The gravest such episode was when Hypatia was dragged from her chariot and murdered. And her grave crime? She still followed the Old Religion, and she was considered a bad influence on the administrator Orestes, her friend and Christian convert. Says Nixey:
‘…[they] surged around seized “the pagan woman”. They then dragged Alexandria’s greatest living mathematician through the streets to a church. Once inside, they ripped the clothes from her body and, using broken piece of pottery as blades, flayed her skin from her flesh. Some say that, while she still gasped for breath, they gouged out her eyes. Once she was dead, they tore her body into pieces and threw what left of the “luminous child of reason” onto a pyre and burnt her.’
No, Hypatia was not an ordinary woman.
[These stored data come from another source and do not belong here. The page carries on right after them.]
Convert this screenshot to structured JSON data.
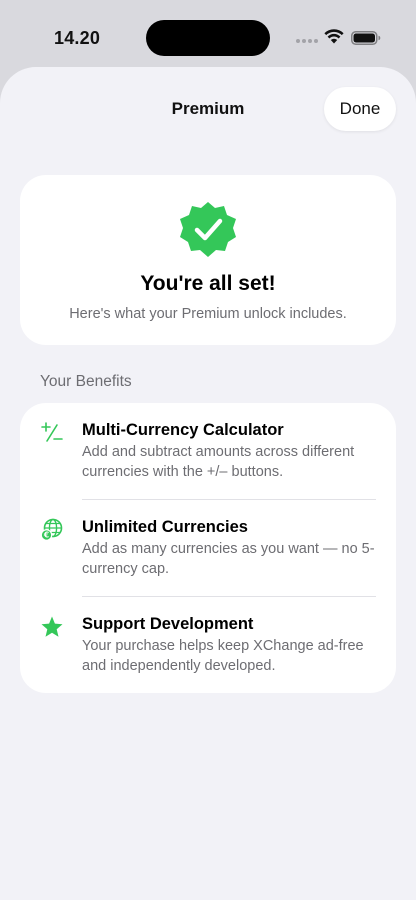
{
  "status_bar": {
    "time": "14.20"
  },
  "sheet": {
    "title": "Premium",
    "done_label": "Done"
  },
  "hero": {
    "title": "You're all set!",
    "subtitle": "Here's what your Premium unlock includes.",
    "badge_icon": "checkmark-seal-icon",
    "accent_color": "#34c759"
  },
  "benefits": {
    "header": "Your Benefits",
    "items": [
      {
        "icon": "plus-minus-icon",
        "title": "Multi-Currency Calculator",
        "description": "Add and subtract amounts across different currencies with the +/– buttons."
      },
      {
        "icon": "globe-currency-icon",
        "title": "Unlimited Currencies",
        "description": "Add as many currencies as you want — no 5-currency cap."
      },
      {
        "icon": "star-icon",
        "title": "Support Development",
        "description": "Your purchase helps keep XChange ad-free and independently developed."
      }
    ]
  },
  "colors": {
    "accent_green": "#34c759",
    "background": "#f2f2f7",
    "card": "#ffffff",
    "secondary_text": "#6d6d72"
  }
}
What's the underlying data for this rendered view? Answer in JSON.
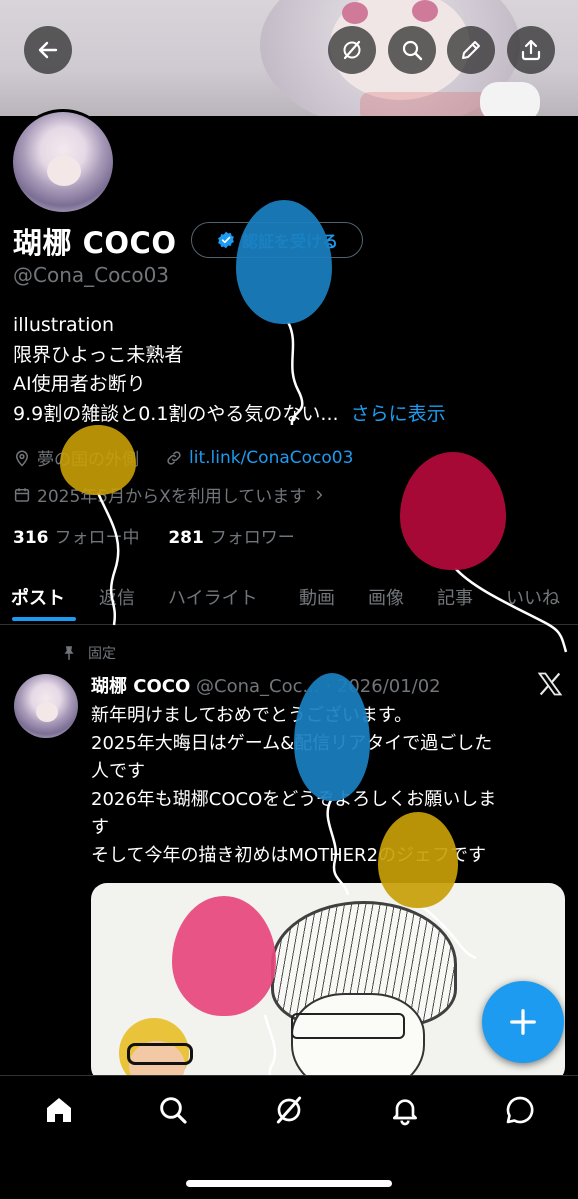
{
  "profile": {
    "display_name": "瑚梛 COCO",
    "handle": "@Cona_Coco03",
    "verify_button": "認証を受ける",
    "bio_lines": [
      "illustration",
      "限界ひよっこ未熟者",
      "AI使用者お断り",
      "9.9割の雑談と0.1割のやる気のない..."
    ],
    "bio_more": "さらに表示",
    "location": "夢の国の外側",
    "website": "lit.link/ConaCoco03",
    "joined": "2025年5月からXを利用しています",
    "following_count": "316",
    "following_label": "フォロー中",
    "followers_count": "281",
    "followers_label": "フォロワー"
  },
  "header_buttons": {
    "back": "back-arrow-icon",
    "grok": "grok-icon",
    "search": "search-icon",
    "edit": "pencil-icon",
    "share": "share-icon"
  },
  "tabs": [
    "ポスト",
    "返信",
    "ハイライト",
    "動画",
    "画像",
    "記事",
    "いいね"
  ],
  "active_tab": "ポスト",
  "post": {
    "pinned_label": "固定",
    "author_name": "瑚梛 COCO",
    "author_handle": "@Cona_Coc...",
    "date": "· 2026/01/02",
    "lines": [
      "新年明けましておめでとうございます。",
      "2025年大晦日はゲーム&配信リアタイで過ごした",
      "人です",
      "2026年も瑚梛COCOをどうぞよろしくお願いしま",
      "す",
      "そして今年の描き初めはMOTHER2のジェフです"
    ]
  },
  "bottom_nav": [
    "home-icon",
    "search-icon",
    "grok-icon",
    "notifications-icon",
    "messages-icon"
  ],
  "colors": {
    "accent": "#1d9bf0",
    "background": "#000000",
    "muted": "#71767b",
    "balloon_blue": "#1a7fc0",
    "balloon_gold": "#c9a008",
    "balloon_red": "#b0093a",
    "balloon_pink": "#e8477d"
  }
}
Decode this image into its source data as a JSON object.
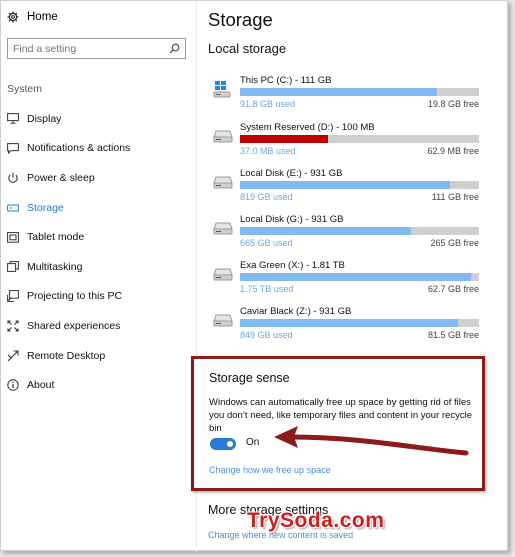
{
  "sidebar": {
    "home_label": "Home",
    "search_placeholder": "Find a setting",
    "section_label": "System",
    "items": [
      {
        "label": "Display",
        "icon": "display-icon"
      },
      {
        "label": "Notifications & actions",
        "icon": "notifications-icon"
      },
      {
        "label": "Power & sleep",
        "icon": "power-icon"
      },
      {
        "label": "Storage",
        "icon": "storage-icon",
        "active": true
      },
      {
        "label": "Tablet mode",
        "icon": "tablet-icon"
      },
      {
        "label": "Multitasking",
        "icon": "multitasking-icon"
      },
      {
        "label": "Projecting to this PC",
        "icon": "projecting-icon"
      },
      {
        "label": "Shared experiences",
        "icon": "shared-experiences-icon"
      },
      {
        "label": "Remote Desktop",
        "icon": "remote-desktop-icon"
      },
      {
        "label": "About",
        "icon": "about-icon"
      }
    ]
  },
  "main": {
    "title": "Storage",
    "local_storage_title": "Local storage",
    "drives": [
      {
        "name": "This PC (C:) - 111 GB",
        "used": "91.8 GB used",
        "free": "19.8 GB free",
        "used_fraction": 0.826,
        "warning": false,
        "icon": "windows-drive-icon"
      },
      {
        "name": "System Reserved (D:) - 100 MB",
        "used": "37.0 MB used",
        "free": "62.9 MB free",
        "used_fraction": 0.37,
        "warning": true,
        "icon": "hard-drive-icon"
      },
      {
        "name": "Local Disk (E:) - 931 GB",
        "used": "819 GB used",
        "free": "111 GB free",
        "used_fraction": 0.88,
        "warning": false,
        "icon": "hard-drive-icon"
      },
      {
        "name": "Local Disk (G:) - 931 GB",
        "used": "665 GB used",
        "free": "265 GB free",
        "used_fraction": 0.715,
        "warning": false,
        "icon": "hard-drive-icon"
      },
      {
        "name": "Exa Green (X:) - 1.81 TB",
        "used": "1.75 TB used",
        "free": "62.7 GB free",
        "used_fraction": 0.966,
        "warning": false,
        "icon": "hard-drive-icon"
      },
      {
        "name": "Caviar Black (Z:) - 931 GB",
        "used": "849 GB used",
        "free": "81.5 GB free",
        "used_fraction": 0.912,
        "warning": false,
        "icon": "hard-drive-icon"
      }
    ],
    "storage_sense": {
      "title": "Storage sense",
      "description": "Windows can automatically free up space by getting rid of files you don’t need, like temporary files and content in your recycle bin",
      "toggle_state": "On",
      "link": "Change how we free up space"
    },
    "more_title": "More storage settings",
    "more_link": "Change where new content is saved"
  },
  "watermark": "TrySoda.com",
  "colors": {
    "accent": "#2a7bd6",
    "used_bar": "#7fbbf0",
    "warning_bar": "#c00000",
    "highlight_border": "#8a1c1c"
  }
}
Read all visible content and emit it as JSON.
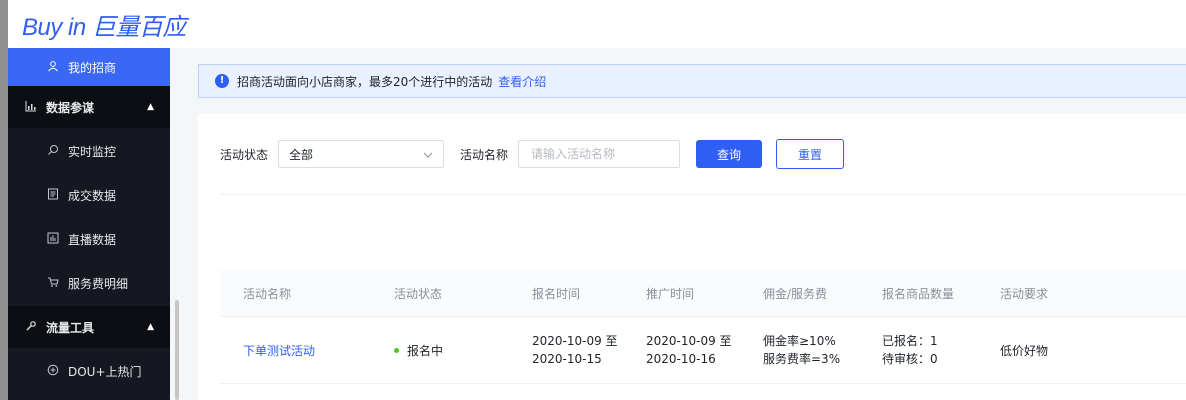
{
  "header": {
    "logo_text": "Buy in 巨量百应"
  },
  "sidebar": {
    "items": [
      {
        "label": "我的招商",
        "icon": "person-icon",
        "active": true
      },
      {
        "label": "数据参谋",
        "icon": "bar-chart-icon",
        "group": true,
        "expanded": true
      },
      {
        "label": "实时监控",
        "icon": "search-icon"
      },
      {
        "label": "成交数据",
        "icon": "document-icon"
      },
      {
        "label": "直播数据",
        "icon": "chart-box-icon"
      },
      {
        "label": "服务费明细",
        "icon": "cart-icon"
      },
      {
        "label": "流量工具",
        "icon": "wrench-icon",
        "group": true,
        "expanded": true
      },
      {
        "label": "DOU+上热门",
        "icon": "plus-circle-icon"
      }
    ]
  },
  "notice": {
    "text": "招商活动面向小店商家，最多20个进行中的活动",
    "link": "查看介绍"
  },
  "filter": {
    "status_label": "活动状态",
    "status_value": "全部",
    "name_label": "活动名称",
    "name_placeholder": "请输入活动名称",
    "query_button": "查询",
    "reset_button": "重置"
  },
  "table": {
    "columns": [
      "活动名称",
      "活动状态",
      "报名时间",
      "推广时间",
      "佣金/服务费",
      "报名商品数量",
      "活动要求"
    ],
    "rows": [
      {
        "name": "下单测试活动",
        "status": "报名中",
        "signup_time": [
          "2020-10-09 至",
          "2020-10-15"
        ],
        "promo_time": [
          "2020-10-09 至",
          "2020-10-16"
        ],
        "commission": [
          "佣金率≥10%",
          "服务费率=3%"
        ],
        "product_count": [
          "已报名：1",
          "待审核：0"
        ],
        "requirement": "低价好物"
      }
    ]
  },
  "colors": {
    "accent": "#2f5ff2",
    "sidebar_bg": "#151820",
    "status_green": "#52c41a"
  }
}
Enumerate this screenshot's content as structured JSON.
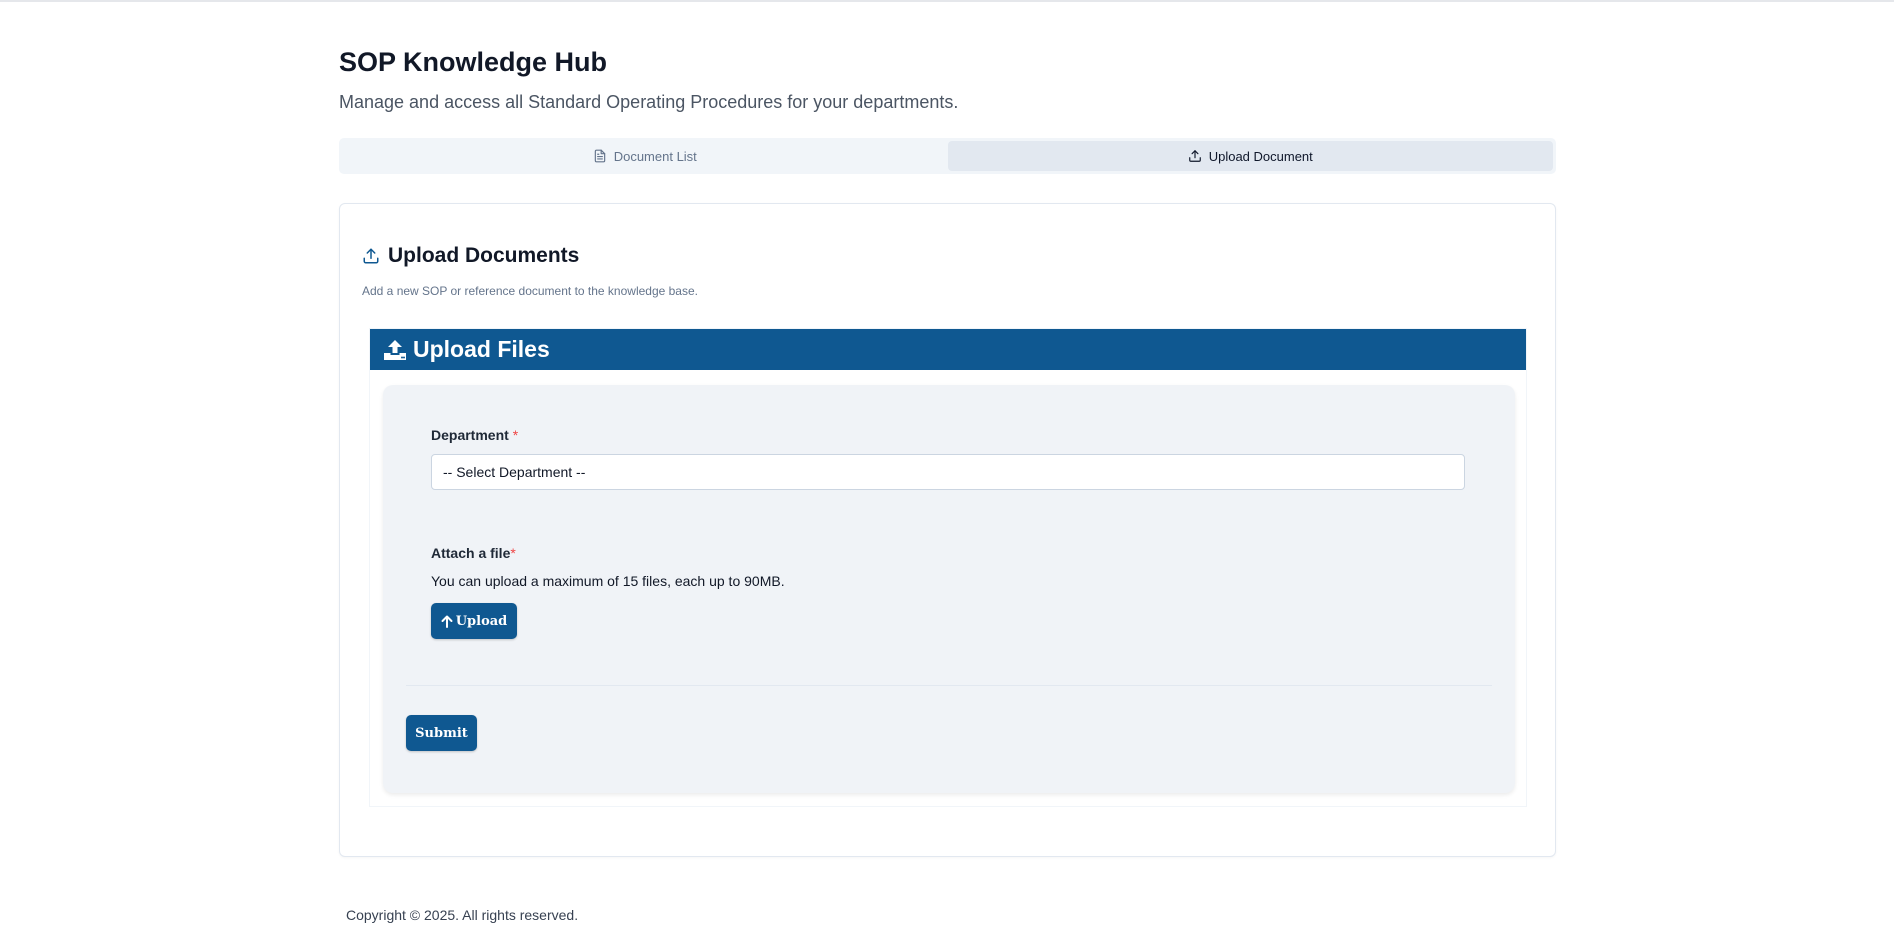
{
  "header": {
    "title": "SOP Knowledge Hub",
    "subtitle": "Manage and access all Standard Operating Procedures for your departments."
  },
  "tabs": [
    {
      "label": "Document List",
      "icon": "file-text-icon",
      "active": false
    },
    {
      "label": "Upload Document",
      "icon": "upload-icon",
      "active": true
    }
  ],
  "card": {
    "title": "Upload Documents",
    "description": "Add a new SOP or reference document to the knowledge base."
  },
  "panel": {
    "header": "Upload Files"
  },
  "form": {
    "department_label": "Department",
    "department_required": "*",
    "department_value": "-- Select Department --",
    "attach_label": "Attach a file",
    "attach_required": "*",
    "attach_help": "You can upload a maximum of 15 files, each up to 90MB.",
    "upload_button": "Upload",
    "submit_button": "Submit"
  },
  "footer": {
    "copyright": "Copyright © 2025. All rights reserved."
  },
  "colors": {
    "primary": "#0f5891",
    "required": "#ef4444",
    "form_bg": "#f0f3f7"
  }
}
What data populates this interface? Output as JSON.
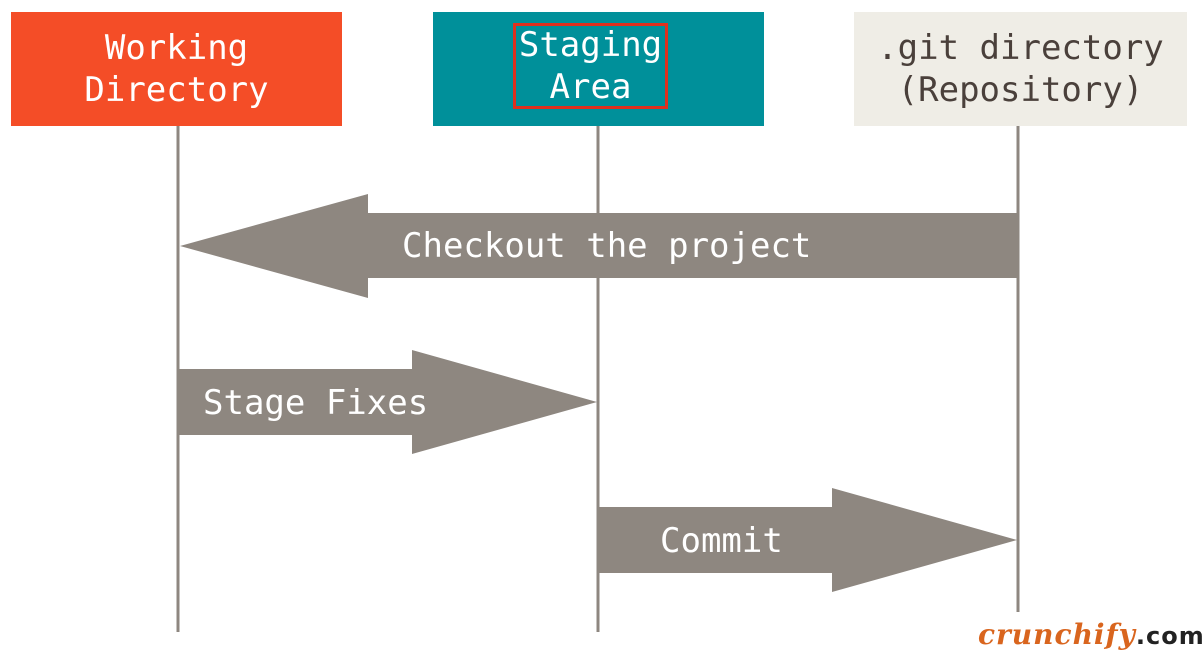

She was the greatest mathematician and astronomer of her time, and a philosopher. She had remained a virgin all her life, wedded to her work, eschewing the pleasures of marriage. When a particularly ardent suitor pursued her vigorously, she turned him off by presenting him with her used sanitary towels, telling him that’s what he was really after. Hypatia’s sanitary towel episode should appeal to the woman who carried her own used napkins to desecrate Sabarimala.
Hoary antiquity and the rights of indigenous peoples
The further historical irony is that the roots of Sabarimala’s sanctity go way back, really way back. However, if you were to listen to the propaganda and myths circulated by the leftists, it is a recent temple, which was forcibly taken by the Pandalam royal family and the Nambudiris, from the rightful owners, the Mala Arayan tribe. Perhaps there was a historical Ayyappa circa 1200 CE (dating as per the lefists), who was deified, and whose friends were indeed the Mala Arayans.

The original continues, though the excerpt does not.